Fertilizer producer Potash Corp. of Saskatchewan Inc. said Tuesday it has rejected an unsolicited takeover bid from BHP Billiton Ltd. worth about $38.49 billion as "grossly inadequate."
The Potash board also adopted a shareholder rights plan, known as a poison pill, to prevent anyone from snapping up more than a 20 percent stake as it shores up company defenses.
BHP Billiton, an Australian natural resources company, is offering to buy Potash $130 per share, a 16 percent premium to the stock's closing price Monday.
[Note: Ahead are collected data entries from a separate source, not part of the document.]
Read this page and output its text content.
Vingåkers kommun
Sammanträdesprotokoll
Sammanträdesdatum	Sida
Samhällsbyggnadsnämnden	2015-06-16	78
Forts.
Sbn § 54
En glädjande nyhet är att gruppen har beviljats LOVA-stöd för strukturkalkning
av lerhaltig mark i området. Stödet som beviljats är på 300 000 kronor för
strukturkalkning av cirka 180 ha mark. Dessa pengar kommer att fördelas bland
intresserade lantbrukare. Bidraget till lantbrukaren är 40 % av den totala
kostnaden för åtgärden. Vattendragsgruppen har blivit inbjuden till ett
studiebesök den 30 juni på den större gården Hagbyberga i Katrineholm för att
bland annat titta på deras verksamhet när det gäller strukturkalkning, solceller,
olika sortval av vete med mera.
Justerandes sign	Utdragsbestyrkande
Shares of Potash surged above the bid price to a new 52-week high, with many investors thinking that that bid is only going to go up.
The BHP takeover bid takes place amid an industrywide buying spree, with global agribusiness companies anticipating a strong growth in demand for crops and livestock as the recession fades.
"It's a form of a commodity play," said Scott Irwin, professor of agriculture at the University of Illinois, Urbana-Champaign. Back in 2007 and 2008, fertilizer prices skyrocketed along with growing consumption the third world and crop-based fuels in developed countries, he said.
Agribusiness firms like BHP want to absorb fertilizer companies while prices are relatively low, Irwin said.
Potash President and CEO Bill Doyle had strong words for BHP in a conference call with analysts on Tuesday. The company said it believes the timing of the proposal "is highly opportunistic and an ill-disguised attempt" to drive up Potash's share price before coming in with a higher offer.
"I am not saying that we are opposed to a sale, but what I am saying is we are opposed to a steal of the company," Doyle said.
Potash said the timing is particularly troubling because it believes its stock is still undervalued, as the industry only begins to emerge from the economic downturn.
The offer is big enough that it could redefine global competition for potash, UBS Investment Bank analyst Alexei Morozov said in a note he co-authored Tuesday.
Potash is a potassium compound used in agriculture and industry
"We believe that the offered price levels may set new valuation benchmarks for the sector, as they indicate what price strategic investors are willing to pay for potash companies," the note said.
The fight for new assets may only be accelerating.
On Sunday, fertilizer company Agrium offered more than $1 billion for Australian grain producer AWB, a company that had already been targeted by rival GrainCorp Ltd.
And Agrium lost its $5.5 billion hostile takeover bid for fertilizer producer CF Industries in March. Instead, CF acquired Terra Industries for $4.7 billion in April, creating one of the world's largest fertilizer companies.
These agribusinesses are aggressively bulking up so that they can compete with industry giants like privately held Cargill. On Tuesday, Cargill reported net income of $2.6 billion on revenue of $107.9 billion for the year ended in June. Cargill became the majority shareholder of fertilizer maker Mosaic Co. in 2004.
Potash consumption has been growing over the past decade as the need for potash grows in tandem with the development of countries like China and India. The main markets are China, the U.S., Brazil and India.
Last month Potash Corp. reported its second-quarter net income more than doubled to $472 million, or $1.55 per share. Revenue surged 68 percent to $1.44 billion.
BHP Billiton, which confirmed it has approached the Canadian company, saw its U.S.-listed shares fall $1.51, or 2 percent, to $70.43.
BHP has broadened its potash mining operations in Canada over the past four years. It bought out its Anglo Potash Ltd. joint venture in Canada for $282 million in 2008 and purchased Athabasca Potash Inc. earlier this year for about $320 million, extending its potential exploration acreage in Canada to over 14,000 kilometers. The mining giant has said it sees potash as a relatively low cost business that offers it significant growth.
The offer sent shares of other fertilizer makers jumping. Shares of Mosaic Co. rose $4.86, or 9.5 percent, to $55.99, while CF Industries Holdings Inc. rose $4.08, or 4.8 percent, to $88.67. Intrepid Potash Inc. rose $1.59, or 6.6 percent, to $25.55, and Agrium Inc. climbed $3.50, or 5.3 percent, to $69.37.
No one outpaced Potash, however, which saw shares spike 26 percent, or $30.48, to $147.71.